Kıyıdan kenardan müslümanlar? / 18.02.2021 / Kerem Önder
وَمِنَ ٱلنَّاسِ مَن يَعْبُدُ ٱللَّهَ عَلَىٰ حَرْفٍ ۖ فَإِنْ أَصَابَهُۥ خَيْرٌ ٱطْمَأَنَّ بِهِۦ ۖ
وَإِنْ أَصَابَتْهُ فِتْنَةٌ ٱنقَلَبَ عَلَىٰ وَجْهِهِۦ
خَسِرَ ٱلدُّنْيَا وَٱلْءَاخِرَةَ ۚ ذَٰلِكَ هُوَ ٱلْخُسْرَانُ ٱلْمُبِينُ
“İnsanlardan öylesi de vardır ki, Allah’a kıyıdan kenardan kulluk eder. Eğer kendisine bir hayır dokunursa, gönlü onunla hoş olur. Şâyet başına bir kötülük gelirse, gerisingeri (küfre) dönüverir.
O dünyayı da kaybetmiştir, ahireti de. İşte bu apaçık ziyanın ta kendisidir.” (Hac 11)

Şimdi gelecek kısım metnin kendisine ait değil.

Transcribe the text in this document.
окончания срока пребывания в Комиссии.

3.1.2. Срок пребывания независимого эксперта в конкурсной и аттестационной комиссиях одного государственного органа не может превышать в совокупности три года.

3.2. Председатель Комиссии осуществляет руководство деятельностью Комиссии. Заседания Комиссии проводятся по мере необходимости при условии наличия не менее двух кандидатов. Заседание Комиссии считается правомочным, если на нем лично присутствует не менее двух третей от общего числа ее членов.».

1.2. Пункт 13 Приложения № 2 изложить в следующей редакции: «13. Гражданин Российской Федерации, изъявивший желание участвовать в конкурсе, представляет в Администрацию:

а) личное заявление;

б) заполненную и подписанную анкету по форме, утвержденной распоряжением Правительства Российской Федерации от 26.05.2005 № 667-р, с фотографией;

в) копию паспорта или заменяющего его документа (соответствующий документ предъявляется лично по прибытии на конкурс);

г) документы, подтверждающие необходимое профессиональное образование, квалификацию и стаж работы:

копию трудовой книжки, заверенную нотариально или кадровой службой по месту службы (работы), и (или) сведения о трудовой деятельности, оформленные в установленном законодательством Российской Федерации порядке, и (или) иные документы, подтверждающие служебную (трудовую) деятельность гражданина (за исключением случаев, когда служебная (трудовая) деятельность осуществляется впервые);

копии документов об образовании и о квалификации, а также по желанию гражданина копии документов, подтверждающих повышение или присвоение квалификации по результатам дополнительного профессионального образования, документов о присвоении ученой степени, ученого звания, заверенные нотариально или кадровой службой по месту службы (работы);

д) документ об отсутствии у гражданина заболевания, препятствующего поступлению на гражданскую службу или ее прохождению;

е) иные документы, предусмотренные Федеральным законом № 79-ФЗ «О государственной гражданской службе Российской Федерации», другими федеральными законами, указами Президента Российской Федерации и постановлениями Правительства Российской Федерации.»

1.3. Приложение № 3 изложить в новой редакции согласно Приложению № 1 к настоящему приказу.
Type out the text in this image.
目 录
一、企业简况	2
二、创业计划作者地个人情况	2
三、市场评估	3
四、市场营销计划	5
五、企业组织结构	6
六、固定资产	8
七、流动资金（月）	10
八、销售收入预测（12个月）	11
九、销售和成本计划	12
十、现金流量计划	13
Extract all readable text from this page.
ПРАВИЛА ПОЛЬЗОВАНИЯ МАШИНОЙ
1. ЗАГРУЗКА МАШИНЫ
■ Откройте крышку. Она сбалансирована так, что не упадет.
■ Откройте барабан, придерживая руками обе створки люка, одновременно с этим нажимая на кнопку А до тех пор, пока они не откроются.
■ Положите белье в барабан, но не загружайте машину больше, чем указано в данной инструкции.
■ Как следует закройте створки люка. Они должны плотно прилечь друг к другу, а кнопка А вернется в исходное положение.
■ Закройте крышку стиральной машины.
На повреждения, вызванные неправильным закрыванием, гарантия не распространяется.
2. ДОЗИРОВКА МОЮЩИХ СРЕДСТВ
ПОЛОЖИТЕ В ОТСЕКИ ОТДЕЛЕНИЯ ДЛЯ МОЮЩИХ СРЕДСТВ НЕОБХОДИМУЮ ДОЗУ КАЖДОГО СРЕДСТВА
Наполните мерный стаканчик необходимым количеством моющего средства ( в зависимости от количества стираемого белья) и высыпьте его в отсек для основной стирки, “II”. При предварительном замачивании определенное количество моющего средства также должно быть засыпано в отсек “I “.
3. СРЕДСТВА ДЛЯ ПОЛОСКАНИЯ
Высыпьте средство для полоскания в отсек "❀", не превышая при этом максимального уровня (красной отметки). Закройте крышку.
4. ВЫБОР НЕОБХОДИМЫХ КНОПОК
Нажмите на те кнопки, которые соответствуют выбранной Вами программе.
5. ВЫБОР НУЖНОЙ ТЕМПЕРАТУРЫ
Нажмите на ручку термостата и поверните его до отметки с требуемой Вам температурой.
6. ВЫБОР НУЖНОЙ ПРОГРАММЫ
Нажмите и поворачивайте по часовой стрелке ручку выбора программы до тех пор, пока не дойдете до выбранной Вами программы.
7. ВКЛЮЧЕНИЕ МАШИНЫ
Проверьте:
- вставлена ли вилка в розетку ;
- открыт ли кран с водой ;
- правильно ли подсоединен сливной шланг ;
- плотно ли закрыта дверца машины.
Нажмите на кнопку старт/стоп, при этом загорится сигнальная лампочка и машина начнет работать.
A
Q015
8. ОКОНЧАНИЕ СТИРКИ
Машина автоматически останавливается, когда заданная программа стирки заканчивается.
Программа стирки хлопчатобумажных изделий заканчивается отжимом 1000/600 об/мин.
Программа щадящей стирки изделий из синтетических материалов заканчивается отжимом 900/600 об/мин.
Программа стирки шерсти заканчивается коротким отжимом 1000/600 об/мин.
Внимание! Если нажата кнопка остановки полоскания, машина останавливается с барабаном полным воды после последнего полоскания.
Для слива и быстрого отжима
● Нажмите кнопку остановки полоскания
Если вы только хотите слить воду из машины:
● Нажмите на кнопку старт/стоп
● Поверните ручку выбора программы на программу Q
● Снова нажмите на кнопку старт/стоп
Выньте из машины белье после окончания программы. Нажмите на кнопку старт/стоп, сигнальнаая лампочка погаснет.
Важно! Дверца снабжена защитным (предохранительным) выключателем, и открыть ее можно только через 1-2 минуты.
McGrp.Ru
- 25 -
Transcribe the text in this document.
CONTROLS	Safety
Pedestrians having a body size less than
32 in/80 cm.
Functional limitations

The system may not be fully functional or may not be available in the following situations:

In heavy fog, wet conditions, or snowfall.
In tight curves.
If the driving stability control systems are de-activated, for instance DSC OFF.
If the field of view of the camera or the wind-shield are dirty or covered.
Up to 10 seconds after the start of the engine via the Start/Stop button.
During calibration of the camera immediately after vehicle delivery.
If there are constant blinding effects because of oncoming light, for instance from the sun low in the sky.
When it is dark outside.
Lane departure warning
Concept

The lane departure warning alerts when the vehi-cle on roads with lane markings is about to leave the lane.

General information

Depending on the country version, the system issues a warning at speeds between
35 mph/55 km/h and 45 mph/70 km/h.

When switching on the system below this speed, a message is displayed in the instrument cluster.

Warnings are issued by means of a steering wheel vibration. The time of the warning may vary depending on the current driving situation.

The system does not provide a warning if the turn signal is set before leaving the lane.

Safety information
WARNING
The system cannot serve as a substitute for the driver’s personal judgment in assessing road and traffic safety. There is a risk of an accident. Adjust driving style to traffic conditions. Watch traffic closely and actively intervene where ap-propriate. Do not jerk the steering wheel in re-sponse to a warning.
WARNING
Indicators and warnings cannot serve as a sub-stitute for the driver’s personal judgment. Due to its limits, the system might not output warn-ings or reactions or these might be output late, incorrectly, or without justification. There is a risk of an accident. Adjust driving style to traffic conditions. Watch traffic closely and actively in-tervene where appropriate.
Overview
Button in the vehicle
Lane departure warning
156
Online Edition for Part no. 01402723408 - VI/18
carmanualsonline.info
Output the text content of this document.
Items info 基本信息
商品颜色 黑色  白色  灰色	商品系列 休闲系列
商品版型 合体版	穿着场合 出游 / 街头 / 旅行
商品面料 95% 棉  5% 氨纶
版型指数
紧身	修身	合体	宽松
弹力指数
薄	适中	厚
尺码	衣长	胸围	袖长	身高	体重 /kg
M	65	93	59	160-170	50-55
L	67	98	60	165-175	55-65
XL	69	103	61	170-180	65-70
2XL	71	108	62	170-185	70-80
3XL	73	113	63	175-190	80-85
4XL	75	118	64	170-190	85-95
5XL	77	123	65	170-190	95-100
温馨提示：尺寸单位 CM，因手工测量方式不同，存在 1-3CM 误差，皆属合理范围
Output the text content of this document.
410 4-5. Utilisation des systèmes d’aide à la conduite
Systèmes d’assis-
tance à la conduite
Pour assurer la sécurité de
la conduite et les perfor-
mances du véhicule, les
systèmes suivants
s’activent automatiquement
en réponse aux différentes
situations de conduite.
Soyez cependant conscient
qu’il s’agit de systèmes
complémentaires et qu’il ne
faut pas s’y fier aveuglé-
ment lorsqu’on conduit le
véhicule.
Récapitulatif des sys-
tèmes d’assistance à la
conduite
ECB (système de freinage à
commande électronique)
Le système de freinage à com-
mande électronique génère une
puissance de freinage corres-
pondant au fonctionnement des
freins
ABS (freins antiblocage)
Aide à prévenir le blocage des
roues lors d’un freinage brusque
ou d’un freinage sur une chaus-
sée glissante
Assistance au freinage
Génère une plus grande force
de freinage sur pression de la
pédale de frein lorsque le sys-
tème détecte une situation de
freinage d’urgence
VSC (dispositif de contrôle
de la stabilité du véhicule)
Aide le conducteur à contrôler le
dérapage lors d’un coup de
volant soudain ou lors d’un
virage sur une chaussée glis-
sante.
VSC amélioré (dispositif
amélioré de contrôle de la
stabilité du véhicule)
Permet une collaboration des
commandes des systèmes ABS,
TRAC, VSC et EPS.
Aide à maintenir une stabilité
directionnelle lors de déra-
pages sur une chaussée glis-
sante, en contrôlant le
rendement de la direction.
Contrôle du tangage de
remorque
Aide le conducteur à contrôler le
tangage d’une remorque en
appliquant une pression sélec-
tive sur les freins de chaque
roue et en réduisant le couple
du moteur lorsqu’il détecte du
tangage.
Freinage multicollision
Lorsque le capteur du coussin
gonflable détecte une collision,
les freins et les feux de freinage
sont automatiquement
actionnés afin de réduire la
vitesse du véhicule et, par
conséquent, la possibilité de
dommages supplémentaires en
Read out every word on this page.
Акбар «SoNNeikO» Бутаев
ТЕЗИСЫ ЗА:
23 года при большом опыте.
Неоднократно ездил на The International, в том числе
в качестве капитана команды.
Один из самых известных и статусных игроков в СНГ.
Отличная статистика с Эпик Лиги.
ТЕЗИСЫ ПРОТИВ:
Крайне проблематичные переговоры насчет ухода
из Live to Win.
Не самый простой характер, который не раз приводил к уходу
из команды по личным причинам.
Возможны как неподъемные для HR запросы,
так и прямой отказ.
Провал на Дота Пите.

“1) Hasan el-Basrî şöyle demiştir: Kişinin din konusunda itimâd ettiği dayanağı, kalbi ve lisanıdır. Binâenaleyh bu ikisinden biri diğeri ile uyumlu olduğunda, insan dini bakımdan mükemmel olmuş olur. Dolayısıyla o kimse, kalbinden nifak olduğu halde, bazı gayelerinden ötürü dili ile, mü’min olduğunu söylediğinde, onun hakkında zemmetmek için, “O Allah’a bir “harf” üzere (bir taraftan tutarak) tapıyor” denilebilir.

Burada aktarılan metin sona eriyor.